Alberta announces further expansion of COVID-19 rapid testing

Alberta is expanding its rapid testing program for COVID-19 to asymptomatic staff at all long-term care and supportive living facilities in the province. The government is also providing test kits for a pilot project at Suncor.

Rapid tests can deliver results within 20 minutes

Health Minster Tyler Shandro is announcing another expansion of rapid testing for COVID-19. (CBC)

Alberta plans to provide rapid testing kits for COVID-19 so long-term care and supportive living facilities can perform routine screening on all staff even if they do not have symptoms.

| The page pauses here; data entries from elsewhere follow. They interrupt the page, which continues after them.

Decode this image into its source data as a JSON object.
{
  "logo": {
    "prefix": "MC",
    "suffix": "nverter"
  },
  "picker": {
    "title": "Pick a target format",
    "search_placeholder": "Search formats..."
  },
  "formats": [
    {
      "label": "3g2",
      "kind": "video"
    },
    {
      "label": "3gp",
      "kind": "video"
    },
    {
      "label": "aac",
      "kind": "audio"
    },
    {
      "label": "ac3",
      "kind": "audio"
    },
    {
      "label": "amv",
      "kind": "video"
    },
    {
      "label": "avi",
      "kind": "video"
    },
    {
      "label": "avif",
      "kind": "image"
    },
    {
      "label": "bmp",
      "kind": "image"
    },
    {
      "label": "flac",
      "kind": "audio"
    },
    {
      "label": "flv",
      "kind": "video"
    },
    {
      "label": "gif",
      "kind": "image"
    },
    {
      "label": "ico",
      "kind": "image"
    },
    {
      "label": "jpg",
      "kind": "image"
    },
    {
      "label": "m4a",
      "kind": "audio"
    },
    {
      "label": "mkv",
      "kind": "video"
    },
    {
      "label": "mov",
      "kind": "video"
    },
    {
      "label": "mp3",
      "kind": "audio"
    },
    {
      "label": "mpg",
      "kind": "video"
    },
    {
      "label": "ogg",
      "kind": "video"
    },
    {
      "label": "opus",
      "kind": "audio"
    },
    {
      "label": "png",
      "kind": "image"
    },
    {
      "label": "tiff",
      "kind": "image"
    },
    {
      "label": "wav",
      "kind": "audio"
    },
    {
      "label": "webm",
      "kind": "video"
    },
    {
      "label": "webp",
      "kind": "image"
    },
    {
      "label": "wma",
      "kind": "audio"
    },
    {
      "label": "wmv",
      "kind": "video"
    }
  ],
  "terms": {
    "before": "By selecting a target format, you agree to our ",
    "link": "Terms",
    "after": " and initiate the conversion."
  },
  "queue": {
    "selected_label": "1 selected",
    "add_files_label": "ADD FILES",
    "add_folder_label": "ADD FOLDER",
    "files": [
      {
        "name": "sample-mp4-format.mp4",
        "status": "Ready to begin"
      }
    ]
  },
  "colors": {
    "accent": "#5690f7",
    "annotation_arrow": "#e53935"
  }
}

Early detection of cases will protect people who live in the facilities, Dr. Mark Joffe, a vice-president and medical director at Alberta Health Services, said at a news conference Tuesday.

"This will go a long way to preventing outbreaks from starting and ensuring that those who care for the most vulnerable members of our community are not inadvertently introducing the virus into their workplaces," Joffe said. 

Staff will be given a rapid test once a week. If cases in the surrounding community have a positivity rate of five per cent or higher, testing will be administered twice a week. Anyone with a positive result will go into isolation immediately and receive the standard polymerase chain-reaction (PCR) test for confirmation. 

Health Minister Tyler Shandro announced the province has also provided 7,000 rapid test kits for a pilot project at Suncor's base plant in Fort McMurray and in nearby Fort McKay. About 325 workers will be tested twice a week for 10 weeks. 

Alberta NDP Leader Rachel Notley said her caucus called for screening of asymptomatic workers in long-term care and designated supportive homes two months ago and she was pleased the province was taking action. 

As for the Suncor pilot project, Notley said she supports the use of rapid testing at work sites. However, with COVID-19 outbreaks at Cargill in High River and Olymel in Red Deer, she wondered why the province wasn't deploying the tests at meatpacking plants. 

"That's where we know we have extremely dangerous outbreaks happening over and over and over, indeed, outbreaks leading to death," she said.

In December, Alberta expanded rapid testing to urban homeless shelters, rural hospitals and long-term care and designated supportive living facilities at risk of an outbreak. The tests were first used on a limited scale at the Calgary Drop-In Centre and an isolation facility in Edmonton.

Rapid tests have also been deployed at 33 COVID-19 assessment centres in Alberta.

Rapid tests can deliver results in 20 minutes, compared to the PCR test, which can take hours or days.

The province received more than 800,000 rapid tests from the Public Health Agency of Canada last year.